The OpenACC Organization is dedicated to helping the research and developer community advance science by expanding their accelerated and parallel computing skills. They have 3 areas of focus: participating in computing ecosystem development, providing training and education on programming models, resources and tools, and developing the OpenACC specification.
OpenACC is a user-driven directive-based performance-portable parallel programming model. It is designed for scientists and engineers interested in porting their codes to a wide-variety of heterogeneous HPC hardware platforms and architectures with significantly less programming effort than required with a low-level model. The OpenACC specification supports C, C++, Fortran programming languages and multiple hardware architectures including X86 & POWER CPUs, NVIDIA GPUs, and Xeon KNL in the near future.
This three-step tutorial is designed to show you how to take advantage of compilers and libraries to quickly accelerate your codes with CPUs and GPUs so that you can spend more time on real breakthroughs.
This tutorial uses PGI OpenACC compiler for C, C++, Fortran, along with tools from the PGI Community Edition, but we encourage you to find compilers and tools that fit your project requirements among a variety of products offered by OpenACC members.

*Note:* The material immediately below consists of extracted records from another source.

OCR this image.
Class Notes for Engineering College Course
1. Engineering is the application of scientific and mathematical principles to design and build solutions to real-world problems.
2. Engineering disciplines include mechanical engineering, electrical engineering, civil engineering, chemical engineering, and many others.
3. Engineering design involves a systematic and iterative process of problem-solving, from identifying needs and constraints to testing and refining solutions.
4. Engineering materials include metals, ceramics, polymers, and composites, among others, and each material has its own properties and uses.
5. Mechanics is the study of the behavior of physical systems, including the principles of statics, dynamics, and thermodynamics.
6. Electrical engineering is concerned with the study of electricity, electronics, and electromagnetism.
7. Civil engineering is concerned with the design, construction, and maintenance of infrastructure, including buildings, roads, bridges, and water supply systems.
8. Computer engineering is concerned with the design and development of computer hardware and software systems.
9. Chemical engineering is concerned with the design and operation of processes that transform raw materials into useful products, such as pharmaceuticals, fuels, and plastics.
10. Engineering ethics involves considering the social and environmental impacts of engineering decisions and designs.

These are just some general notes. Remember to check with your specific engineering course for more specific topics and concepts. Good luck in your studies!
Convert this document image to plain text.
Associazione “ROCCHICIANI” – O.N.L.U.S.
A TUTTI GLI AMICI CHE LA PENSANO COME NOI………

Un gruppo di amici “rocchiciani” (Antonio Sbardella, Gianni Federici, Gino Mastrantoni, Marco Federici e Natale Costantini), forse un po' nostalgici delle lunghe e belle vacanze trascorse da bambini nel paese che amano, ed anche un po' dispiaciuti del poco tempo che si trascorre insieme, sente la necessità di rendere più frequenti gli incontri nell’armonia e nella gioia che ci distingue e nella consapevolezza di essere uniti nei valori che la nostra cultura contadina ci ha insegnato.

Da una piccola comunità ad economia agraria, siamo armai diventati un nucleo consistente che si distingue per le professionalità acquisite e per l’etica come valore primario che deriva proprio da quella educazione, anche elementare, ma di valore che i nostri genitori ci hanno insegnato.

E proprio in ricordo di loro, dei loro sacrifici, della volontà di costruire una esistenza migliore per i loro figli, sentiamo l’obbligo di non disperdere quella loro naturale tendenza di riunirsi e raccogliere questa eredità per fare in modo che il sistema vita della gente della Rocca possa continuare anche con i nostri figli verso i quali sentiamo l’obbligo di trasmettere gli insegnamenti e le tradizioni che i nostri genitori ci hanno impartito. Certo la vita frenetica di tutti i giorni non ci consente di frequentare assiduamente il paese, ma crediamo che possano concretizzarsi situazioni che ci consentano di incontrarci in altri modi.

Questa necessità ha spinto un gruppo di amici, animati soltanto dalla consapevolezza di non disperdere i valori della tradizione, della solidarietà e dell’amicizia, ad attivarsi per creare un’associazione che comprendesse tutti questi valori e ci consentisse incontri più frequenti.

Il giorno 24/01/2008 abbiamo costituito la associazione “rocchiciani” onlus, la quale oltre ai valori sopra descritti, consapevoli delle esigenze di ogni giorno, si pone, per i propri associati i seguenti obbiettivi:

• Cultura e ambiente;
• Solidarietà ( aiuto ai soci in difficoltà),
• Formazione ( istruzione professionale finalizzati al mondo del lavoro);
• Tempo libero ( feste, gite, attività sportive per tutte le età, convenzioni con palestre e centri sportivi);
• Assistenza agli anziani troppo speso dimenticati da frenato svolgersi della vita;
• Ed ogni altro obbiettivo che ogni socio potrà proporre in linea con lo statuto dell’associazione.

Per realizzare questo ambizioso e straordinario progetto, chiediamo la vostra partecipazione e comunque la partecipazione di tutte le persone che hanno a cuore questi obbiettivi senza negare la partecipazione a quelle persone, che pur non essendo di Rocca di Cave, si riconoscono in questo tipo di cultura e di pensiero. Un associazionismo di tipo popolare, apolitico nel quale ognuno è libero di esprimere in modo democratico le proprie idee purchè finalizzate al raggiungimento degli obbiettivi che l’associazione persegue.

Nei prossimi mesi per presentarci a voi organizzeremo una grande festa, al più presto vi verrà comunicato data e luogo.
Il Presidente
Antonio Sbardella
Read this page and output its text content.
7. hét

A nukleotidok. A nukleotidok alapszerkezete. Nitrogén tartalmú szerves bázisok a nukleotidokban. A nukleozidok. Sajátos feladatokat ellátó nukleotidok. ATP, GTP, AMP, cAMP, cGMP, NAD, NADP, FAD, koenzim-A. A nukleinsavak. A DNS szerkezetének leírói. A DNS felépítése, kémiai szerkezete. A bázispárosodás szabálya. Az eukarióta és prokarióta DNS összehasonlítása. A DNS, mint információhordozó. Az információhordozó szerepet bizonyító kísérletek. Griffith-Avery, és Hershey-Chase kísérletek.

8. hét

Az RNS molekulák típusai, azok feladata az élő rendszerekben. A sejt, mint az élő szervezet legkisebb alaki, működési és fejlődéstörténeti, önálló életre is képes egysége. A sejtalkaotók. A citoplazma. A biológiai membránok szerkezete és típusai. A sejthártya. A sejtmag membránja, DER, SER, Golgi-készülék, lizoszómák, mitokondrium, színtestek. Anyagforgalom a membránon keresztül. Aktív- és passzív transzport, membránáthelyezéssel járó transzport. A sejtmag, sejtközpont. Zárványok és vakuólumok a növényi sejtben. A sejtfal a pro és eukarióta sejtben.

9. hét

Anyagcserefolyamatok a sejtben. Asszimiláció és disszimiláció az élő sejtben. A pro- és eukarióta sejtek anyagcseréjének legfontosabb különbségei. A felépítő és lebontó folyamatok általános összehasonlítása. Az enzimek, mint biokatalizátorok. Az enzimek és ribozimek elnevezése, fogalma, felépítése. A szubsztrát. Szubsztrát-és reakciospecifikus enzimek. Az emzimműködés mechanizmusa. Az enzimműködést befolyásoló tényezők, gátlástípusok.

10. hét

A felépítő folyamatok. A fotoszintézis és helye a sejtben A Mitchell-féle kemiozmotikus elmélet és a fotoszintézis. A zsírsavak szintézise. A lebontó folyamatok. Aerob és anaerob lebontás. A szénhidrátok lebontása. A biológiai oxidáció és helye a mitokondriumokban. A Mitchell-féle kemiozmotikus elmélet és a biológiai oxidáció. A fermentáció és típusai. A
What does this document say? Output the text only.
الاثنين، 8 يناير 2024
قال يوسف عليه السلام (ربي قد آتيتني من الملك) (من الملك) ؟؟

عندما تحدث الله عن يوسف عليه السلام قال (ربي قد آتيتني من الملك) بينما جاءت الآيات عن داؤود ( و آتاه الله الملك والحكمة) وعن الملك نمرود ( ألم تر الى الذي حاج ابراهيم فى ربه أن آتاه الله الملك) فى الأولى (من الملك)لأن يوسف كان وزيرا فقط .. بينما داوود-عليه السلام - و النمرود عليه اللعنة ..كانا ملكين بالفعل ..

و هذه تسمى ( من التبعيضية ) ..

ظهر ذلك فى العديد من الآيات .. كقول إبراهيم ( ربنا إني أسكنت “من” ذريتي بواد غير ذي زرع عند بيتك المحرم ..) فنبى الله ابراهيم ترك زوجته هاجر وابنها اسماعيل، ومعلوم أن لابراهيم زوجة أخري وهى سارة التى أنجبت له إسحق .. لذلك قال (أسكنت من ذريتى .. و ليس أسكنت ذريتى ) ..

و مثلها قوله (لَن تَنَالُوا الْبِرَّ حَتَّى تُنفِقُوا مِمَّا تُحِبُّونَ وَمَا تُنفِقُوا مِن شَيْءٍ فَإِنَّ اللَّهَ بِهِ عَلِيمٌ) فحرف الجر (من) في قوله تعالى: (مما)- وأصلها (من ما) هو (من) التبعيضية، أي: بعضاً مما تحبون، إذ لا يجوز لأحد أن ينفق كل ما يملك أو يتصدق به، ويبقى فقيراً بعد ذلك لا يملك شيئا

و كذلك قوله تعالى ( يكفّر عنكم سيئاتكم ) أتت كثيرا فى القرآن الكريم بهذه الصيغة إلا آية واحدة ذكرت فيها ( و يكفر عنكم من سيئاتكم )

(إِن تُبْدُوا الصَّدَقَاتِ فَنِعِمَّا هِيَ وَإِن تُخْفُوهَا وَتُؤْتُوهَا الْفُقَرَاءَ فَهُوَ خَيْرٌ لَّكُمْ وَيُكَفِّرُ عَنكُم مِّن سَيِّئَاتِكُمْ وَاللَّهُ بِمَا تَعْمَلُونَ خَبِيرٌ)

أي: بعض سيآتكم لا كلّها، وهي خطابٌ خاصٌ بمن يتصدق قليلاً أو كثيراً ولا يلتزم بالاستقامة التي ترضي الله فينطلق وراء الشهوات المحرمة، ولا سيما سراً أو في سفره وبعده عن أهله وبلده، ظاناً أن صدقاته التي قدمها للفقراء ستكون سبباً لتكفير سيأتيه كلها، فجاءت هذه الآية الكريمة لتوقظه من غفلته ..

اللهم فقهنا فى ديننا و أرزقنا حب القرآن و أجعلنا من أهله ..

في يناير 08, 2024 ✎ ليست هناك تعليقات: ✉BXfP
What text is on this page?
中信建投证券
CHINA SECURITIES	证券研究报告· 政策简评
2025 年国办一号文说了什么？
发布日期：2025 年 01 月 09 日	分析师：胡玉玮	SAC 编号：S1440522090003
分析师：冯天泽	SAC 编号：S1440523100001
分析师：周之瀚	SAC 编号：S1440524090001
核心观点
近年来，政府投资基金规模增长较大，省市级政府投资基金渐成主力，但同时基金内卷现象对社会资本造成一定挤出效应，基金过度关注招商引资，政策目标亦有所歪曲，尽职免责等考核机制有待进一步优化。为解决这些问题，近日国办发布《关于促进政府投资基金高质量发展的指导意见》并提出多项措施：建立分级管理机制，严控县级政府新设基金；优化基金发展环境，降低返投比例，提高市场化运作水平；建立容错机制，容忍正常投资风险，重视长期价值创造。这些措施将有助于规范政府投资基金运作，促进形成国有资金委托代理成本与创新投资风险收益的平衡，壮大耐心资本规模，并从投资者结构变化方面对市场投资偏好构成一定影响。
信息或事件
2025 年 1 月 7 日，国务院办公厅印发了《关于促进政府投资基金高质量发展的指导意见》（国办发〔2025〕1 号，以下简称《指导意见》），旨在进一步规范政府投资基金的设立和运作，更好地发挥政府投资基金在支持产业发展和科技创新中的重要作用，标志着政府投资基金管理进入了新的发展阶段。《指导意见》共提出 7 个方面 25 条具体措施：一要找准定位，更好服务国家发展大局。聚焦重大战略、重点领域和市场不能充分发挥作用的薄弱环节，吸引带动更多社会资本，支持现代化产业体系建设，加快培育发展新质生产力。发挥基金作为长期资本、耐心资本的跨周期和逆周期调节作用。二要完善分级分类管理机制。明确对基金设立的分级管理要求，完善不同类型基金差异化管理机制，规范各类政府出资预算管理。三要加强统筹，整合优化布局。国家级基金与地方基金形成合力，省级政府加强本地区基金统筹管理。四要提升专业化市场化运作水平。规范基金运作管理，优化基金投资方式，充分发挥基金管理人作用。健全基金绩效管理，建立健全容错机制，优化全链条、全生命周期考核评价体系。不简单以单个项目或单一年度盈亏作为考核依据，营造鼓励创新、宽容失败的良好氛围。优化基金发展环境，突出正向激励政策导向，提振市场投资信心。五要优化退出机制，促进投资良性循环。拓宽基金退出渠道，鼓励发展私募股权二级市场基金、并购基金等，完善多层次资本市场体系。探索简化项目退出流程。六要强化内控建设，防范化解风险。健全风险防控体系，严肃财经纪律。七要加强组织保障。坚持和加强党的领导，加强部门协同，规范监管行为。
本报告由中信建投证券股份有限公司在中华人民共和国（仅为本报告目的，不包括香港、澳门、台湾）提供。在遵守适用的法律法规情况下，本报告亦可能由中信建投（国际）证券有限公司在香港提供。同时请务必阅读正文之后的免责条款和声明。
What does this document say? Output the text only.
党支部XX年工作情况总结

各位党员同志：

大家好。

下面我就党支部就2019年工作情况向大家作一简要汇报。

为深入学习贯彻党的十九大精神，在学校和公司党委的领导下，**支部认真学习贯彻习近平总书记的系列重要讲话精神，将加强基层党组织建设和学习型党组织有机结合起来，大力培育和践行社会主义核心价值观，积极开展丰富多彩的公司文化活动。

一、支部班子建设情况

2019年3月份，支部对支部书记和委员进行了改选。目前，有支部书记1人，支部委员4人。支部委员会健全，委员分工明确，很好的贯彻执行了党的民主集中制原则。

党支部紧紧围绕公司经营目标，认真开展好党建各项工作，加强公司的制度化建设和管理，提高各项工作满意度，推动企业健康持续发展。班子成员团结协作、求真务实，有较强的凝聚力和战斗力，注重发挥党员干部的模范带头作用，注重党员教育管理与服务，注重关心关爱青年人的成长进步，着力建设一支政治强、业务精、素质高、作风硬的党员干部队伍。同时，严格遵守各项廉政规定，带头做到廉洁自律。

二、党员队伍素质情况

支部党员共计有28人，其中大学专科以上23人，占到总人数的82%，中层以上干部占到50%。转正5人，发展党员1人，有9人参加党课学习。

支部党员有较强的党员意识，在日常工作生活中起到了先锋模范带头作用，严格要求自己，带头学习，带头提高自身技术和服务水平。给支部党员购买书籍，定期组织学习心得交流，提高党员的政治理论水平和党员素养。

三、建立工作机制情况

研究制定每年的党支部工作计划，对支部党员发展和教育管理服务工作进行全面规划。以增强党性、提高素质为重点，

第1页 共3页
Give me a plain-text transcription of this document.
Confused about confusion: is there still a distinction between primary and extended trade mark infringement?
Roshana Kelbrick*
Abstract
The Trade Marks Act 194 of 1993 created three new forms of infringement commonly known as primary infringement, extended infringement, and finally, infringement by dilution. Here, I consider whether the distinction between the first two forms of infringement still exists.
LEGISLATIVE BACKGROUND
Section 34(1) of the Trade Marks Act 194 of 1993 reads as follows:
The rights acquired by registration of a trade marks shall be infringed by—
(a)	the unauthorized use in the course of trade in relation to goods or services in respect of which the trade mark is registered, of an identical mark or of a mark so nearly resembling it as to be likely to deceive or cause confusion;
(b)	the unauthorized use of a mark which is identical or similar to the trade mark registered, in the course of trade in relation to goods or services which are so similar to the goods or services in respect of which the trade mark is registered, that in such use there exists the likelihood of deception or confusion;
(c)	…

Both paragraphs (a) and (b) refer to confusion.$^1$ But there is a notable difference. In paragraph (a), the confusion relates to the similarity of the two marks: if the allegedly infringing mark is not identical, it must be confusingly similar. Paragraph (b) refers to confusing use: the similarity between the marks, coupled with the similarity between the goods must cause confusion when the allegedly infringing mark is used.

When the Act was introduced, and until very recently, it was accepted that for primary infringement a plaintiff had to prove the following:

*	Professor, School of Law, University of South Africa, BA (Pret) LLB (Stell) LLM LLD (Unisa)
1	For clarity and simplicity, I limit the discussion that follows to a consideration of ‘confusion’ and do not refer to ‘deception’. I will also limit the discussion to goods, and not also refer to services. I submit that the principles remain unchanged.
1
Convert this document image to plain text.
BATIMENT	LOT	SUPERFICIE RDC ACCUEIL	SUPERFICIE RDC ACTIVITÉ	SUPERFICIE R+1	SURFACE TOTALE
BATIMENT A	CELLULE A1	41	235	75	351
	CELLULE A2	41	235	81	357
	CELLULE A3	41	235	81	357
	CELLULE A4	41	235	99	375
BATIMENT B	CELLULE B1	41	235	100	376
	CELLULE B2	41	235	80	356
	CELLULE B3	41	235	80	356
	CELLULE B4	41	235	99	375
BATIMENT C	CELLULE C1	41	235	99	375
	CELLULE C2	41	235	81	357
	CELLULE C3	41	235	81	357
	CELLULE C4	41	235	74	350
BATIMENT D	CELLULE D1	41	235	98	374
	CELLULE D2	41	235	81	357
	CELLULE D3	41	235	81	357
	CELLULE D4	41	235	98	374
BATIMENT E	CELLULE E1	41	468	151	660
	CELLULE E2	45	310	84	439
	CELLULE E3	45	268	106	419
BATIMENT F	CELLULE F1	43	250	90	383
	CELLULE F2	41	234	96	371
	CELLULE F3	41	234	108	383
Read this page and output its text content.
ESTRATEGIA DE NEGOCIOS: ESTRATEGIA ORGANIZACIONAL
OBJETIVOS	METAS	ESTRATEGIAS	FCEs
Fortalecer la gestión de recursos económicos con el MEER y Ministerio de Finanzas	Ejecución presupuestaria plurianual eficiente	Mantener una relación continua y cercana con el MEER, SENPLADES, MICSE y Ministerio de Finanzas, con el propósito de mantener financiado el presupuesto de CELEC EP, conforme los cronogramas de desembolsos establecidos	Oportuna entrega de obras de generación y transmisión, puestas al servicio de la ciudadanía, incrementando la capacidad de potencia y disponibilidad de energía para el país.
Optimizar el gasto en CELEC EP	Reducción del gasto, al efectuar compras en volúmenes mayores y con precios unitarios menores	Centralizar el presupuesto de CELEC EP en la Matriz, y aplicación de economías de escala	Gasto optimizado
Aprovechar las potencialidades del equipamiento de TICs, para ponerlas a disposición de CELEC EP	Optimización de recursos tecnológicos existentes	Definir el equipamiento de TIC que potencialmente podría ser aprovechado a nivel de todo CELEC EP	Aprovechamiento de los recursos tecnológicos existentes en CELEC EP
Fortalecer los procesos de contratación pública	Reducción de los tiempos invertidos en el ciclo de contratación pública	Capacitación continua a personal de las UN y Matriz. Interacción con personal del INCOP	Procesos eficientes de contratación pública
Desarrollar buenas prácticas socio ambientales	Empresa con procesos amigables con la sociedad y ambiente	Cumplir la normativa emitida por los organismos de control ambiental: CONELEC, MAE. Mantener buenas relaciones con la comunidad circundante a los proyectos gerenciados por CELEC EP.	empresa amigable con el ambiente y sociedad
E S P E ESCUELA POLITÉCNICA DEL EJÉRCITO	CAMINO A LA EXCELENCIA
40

Analyze your code using profiling tools. Identify functions and loops that will run faster on GPUs. A generated baseline CPU profile shows where an executable is spending the most time. Check if some operations identified by the profiler have been already accelerated on GPUs through existing GPU libraries and then proceed with OpenACC directives.
Now you can begin exposing parallelism starting with the functions and loops that take the most time on a CPU. OpenACC compiler will run GPU parts of the code identified by directives or pragmas. Use #pragma acc parallel to initiate parallel execution, #pragma acc kernel and loop to execute a kernel or surrounding loops on a GPU.
Optimizing data movements can bring a significant performance increase. Use loop optimizations to achieve even faster results. Note that if you use a Pascal GPU, data movements will be performed by the GPU itself without a need to add additional directives.